Combatting Theft and Mismanagement

Preventing theft and mishandling of cargo by stevedores requires proactive measures, such as employing private security guards and issuing detailed protests against any observed incidents. By addressing these issues promptly and rigorously, owners and carriers can minimize their exposure to potential losses and legal disputes.

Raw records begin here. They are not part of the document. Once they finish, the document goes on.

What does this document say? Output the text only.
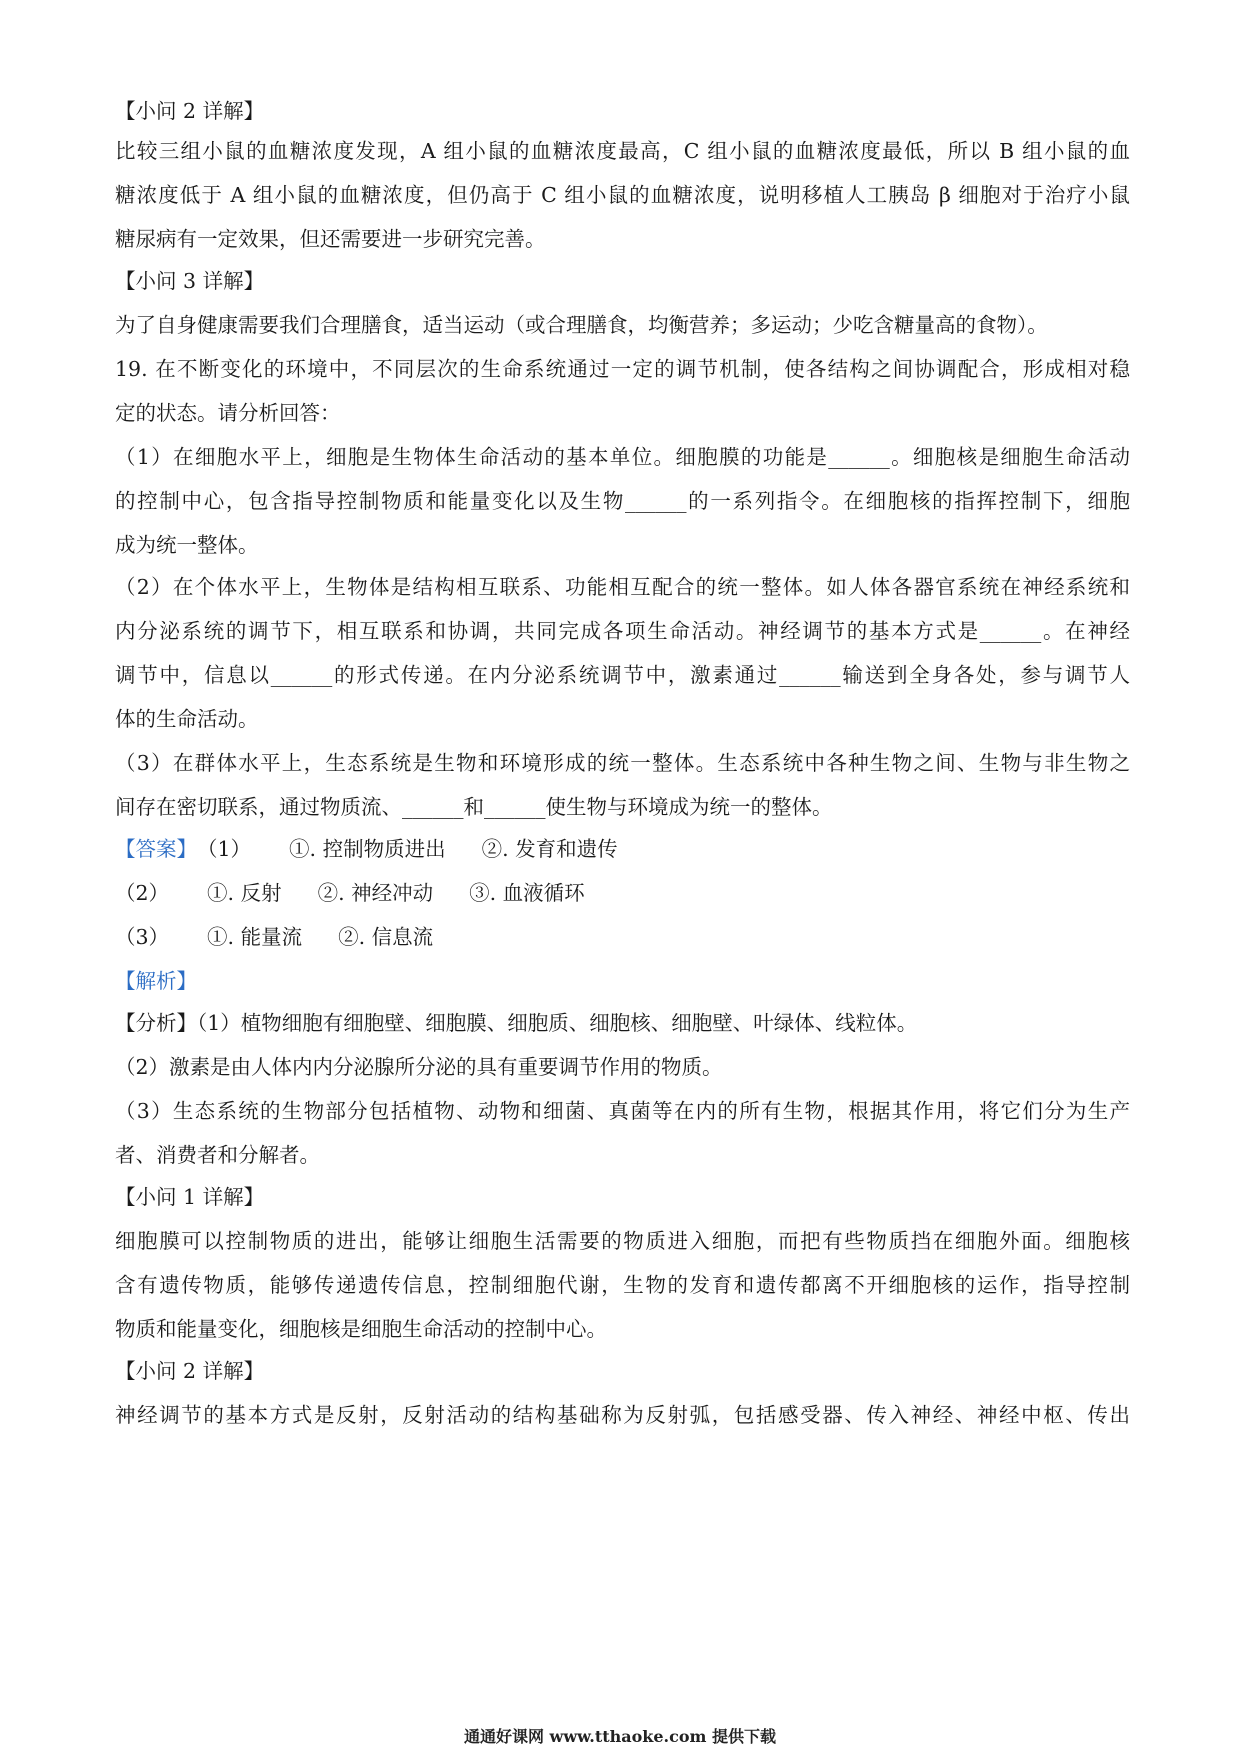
【小问 2 详解】
比较三组小鼠的血糖浓度发现，A 组小鼠的血糖浓度最高，C 组小鼠的血糖浓度最低，所以 B 组小鼠的血
糖浓度低于 A 组小鼠的血糖浓度，但仍高于 C 组小鼠的血糖浓度，说明移植人工胰岛 β 细胞对于治疗小鼠
糖尿病有一定效果，但还需要进一步研究完善。
【小问 3 详解】
为了自身健康需要我们合理膳食，适当运动（或合理膳食，均衡营养；多运动；少吃含糖量高的食物）。
19. 在不断变化的环境中，不同层次的生命系统通过一定的调节机制，使各结构之间协调配合，形成相对稳
定的状态。请分析回答：
（1）在细胞水平上，细胞是生物体生命活动的基本单位。细胞膜的功能是______。细胞核是细胞生命活动
的控制中心，包含指导控制物质和能量变化以及生物______的一系列指令。在细胞核的指挥控制下，细胞
成为统一整体。
（2）在个体水平上，生物体是结构相互联系、功能相互配合的统一整体。如人体各器官系统在神经系统和
内分泌系统的调节下，相互联系和协调，共同完成各项生命活动。神经调节的基本方式是______。在神经
调节中，信息以______的形式传递。在内分泌系统调节中，激素通过______输送到全身各处，参与调节人
体的生命活动。
（3）在群体水平上，生态系统是生物和环境形成的统一整体。生态系统中各种生物之间、生物与非生物之
间存在密切联系，通过物质流、______和______使生物与环境成为统一的整体。
【答案】（1） ①. 控制物质进出 ②. 发育和遗传
（2） ①. 反射 ②. 神经冲动 ③. 血液循环
（3） ①. 能量流 ②. 信息流
【解析】
【分析】（1）植物细胞有细胞壁、细胞膜、细胞质、细胞核、细胞壁、叶绿体、线粒体。
（2）激素是由人体内内分泌腺所分泌的具有重要调节作用的物质。
（3）生态系统的生物部分包括植物、动物和细菌、真菌等在内的所有生物，根据其作用，将它们分为生产
者、消费者和分解者。
【小问 1 详解】
细胞膜可以控制物质的进出，能够让细胞生活需要的物质进入细胞，而把有些物质挡在细胞外面。细胞核
含有遗传物质，能够传递遗传信息，控制细胞代谢，生物的发育和遗传都离不开细胞核的运作，指导控制
物质和能量变化，细胞核是细胞生命活动的控制中心。
【小问 2 详解】
神经调节的基本方式是反射，反射活动的结构基础称为反射弧，包括感受器、传入神经、神经中枢、传出
通通好课网 www.tthaoke.com 提供下载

Bills of lading and charterparties

In conjunction with the notes summarized above, the following comments as regards bill of lading and charterparty issues can be made:

  • Express Law and Jurisdiction Clause: Bills of lading should explicitly state the law and jurisdiction for dispute resolution, preferably referencing London arbitration and English law, allowing shipowners to limit responsibility for cargo handling.
  • Liability Exemption Clause: Owners should endeavor to include clauses in bills of lading absolving the vessel and owners from any risk, liability, or expense related to cargo handling, although generic terms like “free in/out/load/stow/discharge” may not suffice for damage liability.
  • Clausing for Cargo Condition: Bills of lading must document any cargo loaded in less than apparent good order and condition to protect owners’ interests.
  • Charterparty Liability Allocation: Charterparties should hold charterers fully liable for cargo damage during loading, stowing, and discharging, exemplified by clauses like 5(a) of the Gencon charterparty.
  • Master’s Right to Supervise: Charterparties should grant masters the authority to supervise and intervene in stowage and stevedore actions affecting vessel seaworthiness and safety.
  • Inter-Club New York Produce Exchange Agreement (ICA): Charter agreements should not undermine the applicability or terms of the ICA, maintaining its standard claim apportionment for cargo handling.
  • Evidential Requirements under ICA: Owners must provide clear and irrefutable evidence, possibly through court surveyors, to defend claims under the ICA, especially concerning pilferage and condensation damage.
  • Dunnage Responsibility: Charterparties should stipulate that charterers provide, pay for, and lay all dunnage, clarifying responsibility for its provision and use.
  • Ventilation Terms: Owners should avoid burdensome ventilation clauses in charterparties, informing charterers of vessel ventilation limitations and natural ventilation constraints due to weather and sea conditions.
  • Cargo Damage Prevention: Charterparties should not impose unrealistic expectations on owners regarding preventing cargo damage by stevedores and pilferage, particularly in challenging port environments like West Africa.
  • Cargo Description in Bills of Lading: Charterparties should not restrict owners’ ability to dispute cargo quantities stated in bills of lading, preserving their right to contest discrepancies.
  • Circuity of Claims: Owners may argue against cargo claims by demonstrating circuity, wherein ultimate responsibility for cargo handling claims lies with the voyage charterers, especially in complex charterparty chains.
  • Master’s Intervention: Masters should refrain from interfering in cargo stowage and handling unless safety or seaworthiness concerns arise, issuing protests to shippers and charterers when necessary.

Final Thoughts

shipping rice presents a multitude of challenges and complexities for owners and carriers. From ensuring cargo integrity during loading, stowing, and discharging to navigating contractual obligations and legal jurisdiction issues, meticulous planning and proactive measures are essential. Despite the inherent difficulties, practical solutions such as robust tallying procedures, draught surveys, and crew involvement can mitigate risks. Clear and comprehensive clauses in bills of lading and charterparties are crucial for protecting owners’ interests and minimizing liabilities. While the voyage remains fertile ground for claims, adherence to preventative measures and a thorough understanding of contractual obligations can significantly reduce risks and ensure smoother operations in the shipping of rice.